Muscle growth is an extremely complicated process that in some respects still needs to be clarified. The volume of our muscles is in fact regulated by numerous factors such as genes, hormones, enzymes, cells, macro and micronutrients, receptors, etc.
The universally accepted term to describe the phenomenon of muscle growth is "hypertrophy".
One of the most fascinating research in the field was the one that led to the discovery of satellite cells in 1961. The most interesting feature of these mononuclear cells lies in their ability to join together to generate new muscle cells. Unlike satellite cells, the latter do not possess this characteristic and, although subject to continuous turnover, they can only increase in size (hypertrophy) but not in number (hyperplasia).
Muscle hypertrophy
Under normal conditions, satellite cells do not participate in muscle development. They are in fact in a state of quiescence and become active only in particular circumstances (especially in response to strong hormonal stimuli or following a strong muscle trauma). These cells therefore possess a powerful regenerative action.
After being activated, the satellite cells begin to divide and multiply giving rise to myoblasts (embryonic progenitor cells of the muscle ones). This first stage is called "satellite cell proliferation".
The newly formed myoblasts merge with the damaged muscle cells giving them their nuclei (phase of differentiation). Polynuclear muscle cells are the result of this union, and their name derives from the presence of more than one nucleus within the same cell.
The increase in the number of nuclei allows these cells to significantly increase protein synthesis by producing, among other things, more contractile proteins (actin and myosin) and more androgen receptors (hormones with an anabolic effect).
The combination of all these processes, called muscle hypertrophy, leads to an overall increase in the size of the muscle cell.
Muscle hyperplasia
Myoblasts also have the ability to fuse with each other and thus generate new muscle cells. This process, called hyperplasia, plays a marginal role in muscle growth, which is mainly regulated by hypertrophy.
It is important to underline that muscle trauma can also be caused by particularly intense and exhausting training. Exercises with weights and downhill running (eccentric muscle contraction) therefore represent a powerful stimulus for the activation of satellite cells.
Activation of satellite cells
As mentioned at the beginning of the article, satellite cells are normally inactive. Their proliferation can be triggered by hormonal factors or by major muscle trauma.

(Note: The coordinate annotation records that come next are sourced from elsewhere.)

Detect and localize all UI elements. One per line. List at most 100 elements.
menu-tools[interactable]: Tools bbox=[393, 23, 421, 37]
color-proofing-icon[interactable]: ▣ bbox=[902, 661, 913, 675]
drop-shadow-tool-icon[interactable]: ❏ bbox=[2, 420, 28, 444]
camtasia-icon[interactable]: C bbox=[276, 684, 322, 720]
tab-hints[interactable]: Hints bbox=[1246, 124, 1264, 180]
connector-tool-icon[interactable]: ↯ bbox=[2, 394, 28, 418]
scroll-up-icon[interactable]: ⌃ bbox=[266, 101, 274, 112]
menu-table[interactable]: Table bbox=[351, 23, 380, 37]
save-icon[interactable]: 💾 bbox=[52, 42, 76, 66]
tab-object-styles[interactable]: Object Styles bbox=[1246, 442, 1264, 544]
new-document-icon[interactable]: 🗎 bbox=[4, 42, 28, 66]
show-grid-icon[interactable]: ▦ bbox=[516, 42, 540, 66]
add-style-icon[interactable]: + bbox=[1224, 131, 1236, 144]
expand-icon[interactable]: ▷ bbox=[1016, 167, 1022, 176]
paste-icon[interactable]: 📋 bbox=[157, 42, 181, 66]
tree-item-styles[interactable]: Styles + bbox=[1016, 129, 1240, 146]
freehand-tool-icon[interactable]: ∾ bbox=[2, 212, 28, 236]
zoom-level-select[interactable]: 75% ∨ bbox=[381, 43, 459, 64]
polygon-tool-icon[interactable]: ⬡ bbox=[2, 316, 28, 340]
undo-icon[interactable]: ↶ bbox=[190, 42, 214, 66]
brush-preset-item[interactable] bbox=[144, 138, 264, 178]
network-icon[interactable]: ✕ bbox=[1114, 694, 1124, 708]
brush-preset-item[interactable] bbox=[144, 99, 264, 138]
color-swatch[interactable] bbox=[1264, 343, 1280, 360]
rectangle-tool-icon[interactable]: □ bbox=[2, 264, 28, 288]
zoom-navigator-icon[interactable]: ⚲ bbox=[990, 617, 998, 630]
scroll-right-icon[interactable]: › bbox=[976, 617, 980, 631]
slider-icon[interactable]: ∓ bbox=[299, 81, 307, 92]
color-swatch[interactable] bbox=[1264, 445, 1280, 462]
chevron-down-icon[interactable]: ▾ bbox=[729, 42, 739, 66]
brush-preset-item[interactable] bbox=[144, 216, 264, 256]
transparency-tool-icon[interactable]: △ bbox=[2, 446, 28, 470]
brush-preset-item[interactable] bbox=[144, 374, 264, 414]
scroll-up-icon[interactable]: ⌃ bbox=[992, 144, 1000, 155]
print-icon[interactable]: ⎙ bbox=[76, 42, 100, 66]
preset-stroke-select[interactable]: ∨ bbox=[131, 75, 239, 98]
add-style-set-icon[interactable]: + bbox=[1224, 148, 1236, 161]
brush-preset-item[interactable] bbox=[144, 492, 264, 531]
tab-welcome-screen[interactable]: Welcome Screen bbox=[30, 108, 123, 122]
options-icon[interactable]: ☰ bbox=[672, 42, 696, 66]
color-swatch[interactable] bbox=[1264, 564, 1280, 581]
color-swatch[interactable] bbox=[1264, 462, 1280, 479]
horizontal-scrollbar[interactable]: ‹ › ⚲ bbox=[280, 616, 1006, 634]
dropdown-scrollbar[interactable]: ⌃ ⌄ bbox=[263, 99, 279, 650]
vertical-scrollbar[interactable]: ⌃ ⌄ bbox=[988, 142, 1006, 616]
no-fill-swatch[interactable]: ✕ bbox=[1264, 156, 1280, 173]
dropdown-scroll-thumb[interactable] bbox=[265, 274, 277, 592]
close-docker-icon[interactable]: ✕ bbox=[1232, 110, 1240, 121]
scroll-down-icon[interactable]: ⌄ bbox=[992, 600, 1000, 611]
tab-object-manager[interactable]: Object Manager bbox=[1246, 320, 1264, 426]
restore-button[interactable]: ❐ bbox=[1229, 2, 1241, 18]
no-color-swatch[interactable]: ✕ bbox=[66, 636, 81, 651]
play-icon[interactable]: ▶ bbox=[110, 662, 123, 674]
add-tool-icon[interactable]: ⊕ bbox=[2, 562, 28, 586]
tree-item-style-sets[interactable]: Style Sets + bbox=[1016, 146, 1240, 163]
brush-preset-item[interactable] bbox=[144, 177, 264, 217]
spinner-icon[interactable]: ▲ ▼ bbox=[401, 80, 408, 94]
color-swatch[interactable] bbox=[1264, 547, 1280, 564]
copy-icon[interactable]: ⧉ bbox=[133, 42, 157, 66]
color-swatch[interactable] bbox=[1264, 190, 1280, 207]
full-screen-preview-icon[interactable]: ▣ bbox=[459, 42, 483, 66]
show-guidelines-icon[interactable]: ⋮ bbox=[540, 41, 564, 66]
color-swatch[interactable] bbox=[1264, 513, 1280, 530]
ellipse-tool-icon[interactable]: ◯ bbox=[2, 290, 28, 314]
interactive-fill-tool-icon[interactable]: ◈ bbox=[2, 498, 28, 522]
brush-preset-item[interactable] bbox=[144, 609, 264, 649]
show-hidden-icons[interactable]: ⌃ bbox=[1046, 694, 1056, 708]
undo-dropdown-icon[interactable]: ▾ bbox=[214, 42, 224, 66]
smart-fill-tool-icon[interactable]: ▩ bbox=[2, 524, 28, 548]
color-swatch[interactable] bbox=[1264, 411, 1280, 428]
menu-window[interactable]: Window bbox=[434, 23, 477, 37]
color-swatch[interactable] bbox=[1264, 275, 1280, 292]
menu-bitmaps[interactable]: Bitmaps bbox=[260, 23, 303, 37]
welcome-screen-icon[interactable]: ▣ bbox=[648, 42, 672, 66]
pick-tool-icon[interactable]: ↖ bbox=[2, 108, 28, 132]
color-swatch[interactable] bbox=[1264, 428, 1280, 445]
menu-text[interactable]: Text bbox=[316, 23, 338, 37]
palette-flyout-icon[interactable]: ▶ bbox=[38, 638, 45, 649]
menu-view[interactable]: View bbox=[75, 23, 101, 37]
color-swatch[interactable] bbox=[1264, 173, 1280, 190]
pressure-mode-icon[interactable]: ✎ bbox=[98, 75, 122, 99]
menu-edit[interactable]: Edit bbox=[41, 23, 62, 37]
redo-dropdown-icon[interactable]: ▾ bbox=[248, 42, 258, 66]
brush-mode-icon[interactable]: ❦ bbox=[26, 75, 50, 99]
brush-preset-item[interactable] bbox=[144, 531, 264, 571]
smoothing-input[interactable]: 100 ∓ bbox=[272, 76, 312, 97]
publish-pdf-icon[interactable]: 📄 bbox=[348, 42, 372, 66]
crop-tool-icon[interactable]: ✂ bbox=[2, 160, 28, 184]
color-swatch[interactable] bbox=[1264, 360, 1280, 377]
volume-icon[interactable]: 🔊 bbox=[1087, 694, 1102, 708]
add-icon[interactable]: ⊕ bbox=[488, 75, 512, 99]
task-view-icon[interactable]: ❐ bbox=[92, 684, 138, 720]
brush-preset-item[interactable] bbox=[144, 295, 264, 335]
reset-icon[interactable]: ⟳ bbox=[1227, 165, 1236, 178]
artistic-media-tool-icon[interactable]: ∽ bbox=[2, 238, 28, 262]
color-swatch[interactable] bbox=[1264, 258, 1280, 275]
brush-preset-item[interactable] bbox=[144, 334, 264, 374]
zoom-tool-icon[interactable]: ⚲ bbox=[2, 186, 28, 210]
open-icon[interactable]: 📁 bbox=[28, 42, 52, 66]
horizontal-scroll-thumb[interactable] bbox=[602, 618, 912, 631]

The hormones capable of activating satellite cells are different and collaborate with each other by carrying out a common action (testosterone, insulin, HGH, IGF-1 and other growth factors such as "MGF *," FGF ** and "HGF * **). For this reason, the intake of anabolic steroids, combined with a high-protein diet and adequate training, increases muscle mass by stimulating hypertrophy and to a lesser extent the formation of new muscle cells (hyperplasia).
However, not all anabolics work the same way. From this point of view, the best anabolic effects are attributable to hormones with strong androgenic and / or aromatizable activity. However, these two aspects are responsible for most of the most dangerous side effects related to steroids (prostatic hypertrophy, acne, hair loss, aggression, gynecomastia and water retention).
The activation of satellite cells is regulated not only by hormones but also by numerous other factors. Among these we point out the myostatin which has an inhibitory activity on the proliferation of satellite cells, limiting muscle growth in development and in adult life.
* MGF or mechanical growth factor: it is an isoform of IGF-1 and, in addition to stimulating muscle growth, it also promotes its repair in case of injury. It is produced in the muscle and has an autocrine and paracrine action (it does not circulate in the blood and acts on the cells present in the immediate vicinity). Both of these activities are mediated by the interaction with satellite cells. MGF is mainly produced under stimulus in resistance exercises and responds less to GH than IGF-1 of hepatic origin. Experiments conducted on laboratory animals have attributed to MGF much higher anabolic properties than IGF-1. These results, still awaiting confirmation, represent one of the last frontiers in the field of genetic doping.
** FGF (Fibroblast Growth Factor) favors the capilarization of the muscle fiber through the formation of new microvessels (angiogenesis).
*** HGF Hepatic Growth Factor: is produced by a variety of tissues, including the liver where it stimulates cell proliferation in vitro and liver regeneration in vivo.